Search code examples
pythonpython-3.xrandomsample

Justification of constants used in random.sample


I'm looking into the source code for the function sample in random.py (python standard library).

The idea is simple:

  • If a small sample (k) is needed from a large population (n): Just pick k random indices, since it is unlikely you'll pick the same number twice as the population is so large. And if you do, just pick again.
  • If a relatively large sample (k) is needed, compared to the total population (n): It is better to keep track of what you have picked.

My Question

There are a few constants involved, setsize = 21 and setsize += 4 ** _log(3*k,4). The critical ratio is roughly k : 21+3k.
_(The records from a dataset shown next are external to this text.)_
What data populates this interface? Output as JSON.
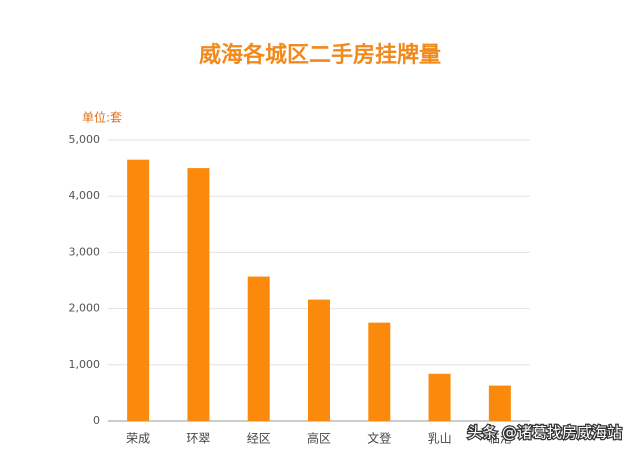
{
  "chart_data": {
    "type": "bar",
    "title": "威海各城区二手房挂牌量",
    "y_label": "单位:套",
    "categories": [
      "荣成",
      "环翠",
      "经区",
      "高区",
      "文登",
      "乳山",
      "临港"
    ],
    "values": [
      4650,
      4500,
      2570,
      2160,
      1750,
      840,
      630
    ],
    "color": "#fb8a0c",
    "ylim": [
      0,
      5000
    ],
    "yticks": [
      0,
      {
        "value": 1000,
        "label": "1,000"
      },
      {
        "value": 2000,
        "label": "2,000"
      },
      {
        "value": 3000,
        "label": "3,000"
      },
      {
        "value": 4000,
        "label": "4,000"
      },
      {
        "value": 5000,
        "label": "5,000"
      }
    ],
    "grid": true,
    "annotation": "头条 @诸葛找房威海站"
  }
}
The comment says # size of a small set minus size of an empty list and # table size for big sets.

  • Where have these specific numbers come from? What is there justification?

The comments shed some light, however I find they bring as many questions as they answer.

  • I would kind of understand, size of a small set but find the "minus size of an empty list" confusing. Can someone shed any light on this?
  • what is meant specifically by "table" size, as apposed to say "set size".

Looking on the github repository, it looks like a very old version simply used the ratio k : 6*k, as the critical ratio, but I find that equally mysterious.

The code

def sample(self, population, k):
    """Chooses k unique random elements from a population sequence or set.

    Returns a new list containing elements from the population while
    leaving the original population unchanged.  The resulting list is
    in selection order so that all sub-slices will also be valid random
    samples.  This allows raffle winners (the sample) to be partitioned
    into grand prize and second place winners (the subslices).

    Members of the population need not be hashable or unique.  If the
    population contains repeats, then each occurrence is a possible
    selection in the sample.

    To choose a sample in a range of integers, use range as an argument.
    This is especially fast and space efficient for sampling from a
    large population:   sample(range(10000000), 60)
    """

    # Sampling without replacement entails tracking either potential
    # selections (the pool) in a list or previous selections in a set.

    # When the number of selections is small compared to the
    # population, then tracking selections is efficient, requiring
    # only a small set and an occasional reselection.  For
    # a larger number of selections, the pool tracking method is
    # preferred since the list takes less space than the
    # set and it doesn't suffer from frequent reselections.

    if isinstance(population, _Set):
        population = tuple(population)
    if not isinstance(population, _Sequence):
        raise TypeError("Population must be a sequence or set.  For dicts, use list(d).")
    randbelow = self._randbelow
    n = len(population)
    if not 0 <= k <= n:
        raise ValueError("Sample larger than population or is negative")
    result = [None] * k
    setsize = 21        # size of a small set minus size of an empty list
    if k > 5:
        setsize += 4 ** _ceil(_log(k * 3, 4)) # table size for big sets
    if n <= setsize:
        # An n-length list is smaller than a k-length set
        pool = list(population)
        for i in range(k):         # invariant:  non-selected at [0,n-i)
            j = randbelow(n-i)
            result[i] = pool[j]
            pool[j] = pool[n-i-1]   # move non-selected item into vacancy
    else:
        selected = set()
        selected_add = selected.add
        for i in range(k):
            j = randbelow(n)
            while j in selected:
                j = randbelow(n)
            selected_add(j)
            result[i] = population[j]
    return result

(I apologise is this question would be better placed in math.stackexchange. I couldn't think of any probability/statistics-y reasons for this particular ratio, and the comments sounded as though, it was maybe something to do with the amount of space that sets and lists use - but could't find any details anywhere).


Solution

  • This code is attempting to determine whether using a list or a set would take more space (instead of trying to estimate the time cost, for some reason).

    It looks like 21 was the difference between the size of an empty list and a small set on the Python build this constant was determined on, expressed in multiples of the size of a pointer. I don't have a build of that version of Python, but testing on my 64-bit CPython 3.6.3 gives a difference of 20 pointer sizes:

    >>> sys.getsizeof(set()) - sys.getsizeof([])
    160
    

    and comparing the 3.6.3 list and set struct definitions to the list and set definitions from the change that introduced this code, 21 seems plausible.


    I said "the difference between the size of an empty list and a small set" because both now and at the time, small sets used a hash table contained inside the set struct itself instead of externally allocated:

    setentry smalltable[PySet_MINSIZE];
    

    The

    if k > 5:
        setsize += 4 ** _ceil(_log(k * 3, 4)) # table size for big sets
    

    check adds the size of the external table allocated for sets larger than 5 elements, with size again expressed in number of pointers. This computation assumes the set never shrinks, since the sampling algorithm never removes elements. I am not currently sure whether this computation is exact.

    Finally,

    if n <= setsize:
    

    compares the base overhead of a set plus any space used by an external hash table to the n pointers required by a list of the input elements. (It doesn't seem to account for the overallocation performed by list(population), so it may be underestimating the cost of the list.)